Spotify makes Stockholm music hot spot
The Stockholm headquarter of music streaming company Spotify is the most important place in the music industry and the company's co-founder and CEO Daniel Ek is the most important player in the business, according to Forbes.
In a lavish report, the magazine explains that Daniel Ek has succeeded in creating a free, Facebook-enabled platform that could save the recording industry from piracy–and iTunes. It ranked the 28-year-old Swedish entrepreneur “The Most Important Man In Music”.
"More than New York or L.A. or Nashville, this rented office space along Stockholm’s Birger Jarlsgatan has become the most important place in music, with Ek now standing as the industry’s most important player.

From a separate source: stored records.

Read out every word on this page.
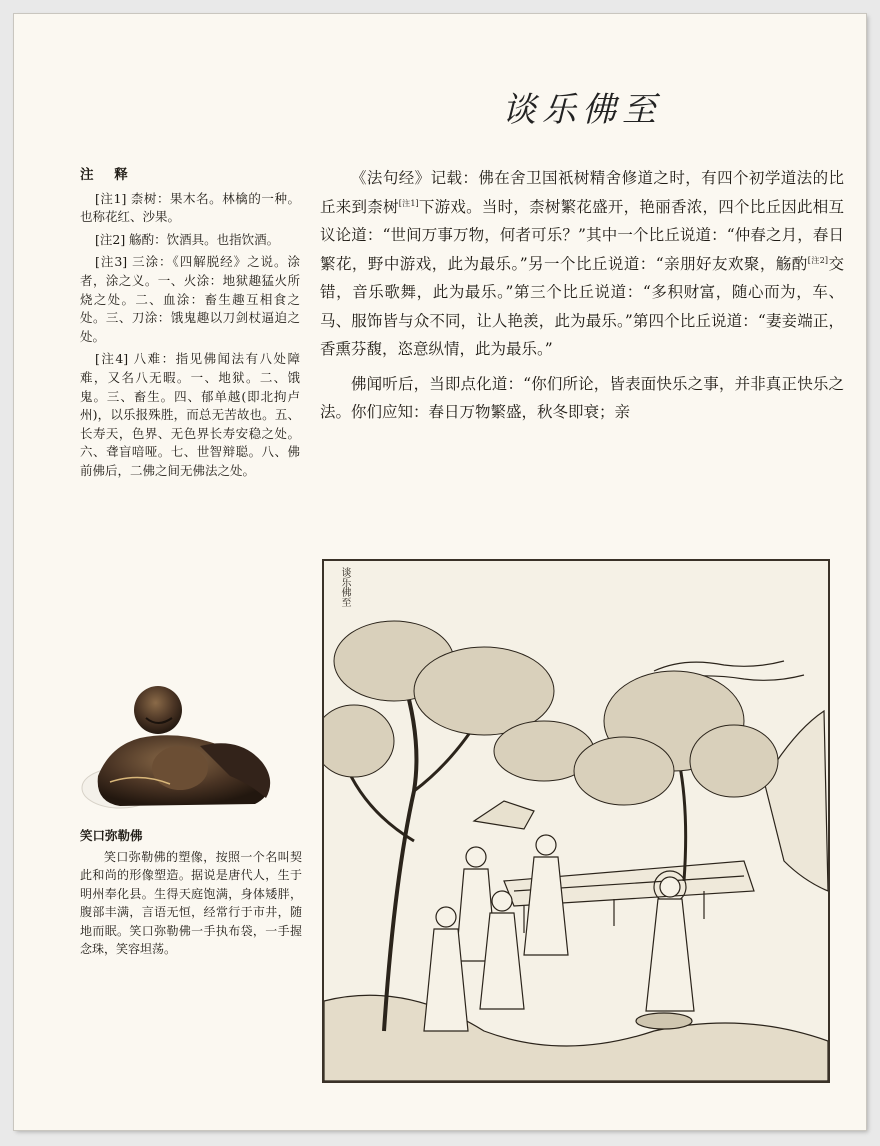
谈乐佛至
注 释
[注1] 柰树：果木名。林檎的一种。也称花红、沙果。
[注2] 觞酌：饮酒具。也指饮酒。
[注3] 三涂：《四解脱经》之说。涂者，涂之义。一、火涂：地狱趣猛火所烧之处。二、血涂：畜生趣互相食之处。三、刀涂：饿鬼趣以刀剑杖逼迫之处。
[注4] 八难：指见佛闻法有八处障难，又名八无暇。一、地狱。二、饿鬼。三、畜生。四、郁单越(即北拘卢州)，以乐报殊胜，而总无苦故也。五、长寿天，色界、无色界长寿安稳之处。六、聋盲喑哑。七、世智辩聪。八、佛前佛后，二佛之间无佛法之处。
笑口弥勒佛
笑口弥勒佛的塑像，按照一个名叫契此和尚的形像塑造。据说是唐代人，生于明州奉化县。生得天庭饱满，身体矮胖，腹部丰满，言语无恒，经常行于市井，随地而眠。笑口弥勒佛一手执布袋，一手握念珠，笑容坦荡。

《法句经》记载：佛在舍卫国祇树精舍修道之时，有四个初学道法的比丘来到柰树[注1]下游戏。当时，柰树繁花盛开，艳丽香浓，四个比丘因此相互议论道：“世间万事万物，何者可乐？”其中一个比丘说道：“仲春之月，春日繁花，野中游戏，此为最乐。”另一个比丘说道：“亲朋好友欢聚，觞酌[注2]交错，音乐歌舞，此为最乐。”第三个比丘说道：“多积财富，随心而为，车、马、服饰皆与众不同，让人艳羡，此为最乐。”第四个比丘说道：“妻妾端正，香熏芬馥，恣意纵情，此为最乐。”

佛闻听后，当即点化道：“你们所论，皆表面快乐之事，并非真正快乐之法。你们应知：春日万物繁盛，秋冬即衰；亲

谈乐佛至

"Superstar bands like the Red Hot Chili Peppers—formed the year Ek was born—now trek to Sweden to kiss the ring; he sits shotgun in vintage cars with Neil Young (his iPhone boasts a picture of them cruising in a white 1959 Lincoln Continental); he texts breezily with Bono", it said.
The music service, launched in Sweden in 2008, has some 10 million users in Europe. After hammering out agreements with the four major record companies, Spotify launched in the United States in July with the ambitious goal of attracting 50 million US users within a year.
The main driver behind the US success was the integration with Facebook.
In September, Daniel Ek was the first guest Mark Zuckerberg introduced on stage during his keynote speech at the f8 developer conference, which introduced the network’s new media consumption features.
The web-based legal streaming service lets users access a library of some 15 million tracks and listen to them on a computer or mobile phone.
The service has had an impact on illegal downloading: Since 2009 the number of people who pirate music has dropped by 25 percent in Sweden, according to a report looking into online music consumption habits.
“The long-term trend is a sharp increase in legal streaming while we see a reduction in illegal file sharing and downloading,” Music Sweden’s CEO Elizabet Widlund told the blog Torrent Freak.
“When 800,000 Swedes are willing to pay for streaming music, there is clearly a market for more legal players in the digital music market. We encourage diversity of music services as it will provide better conditions for both those who create music and those who listen to it,” she added.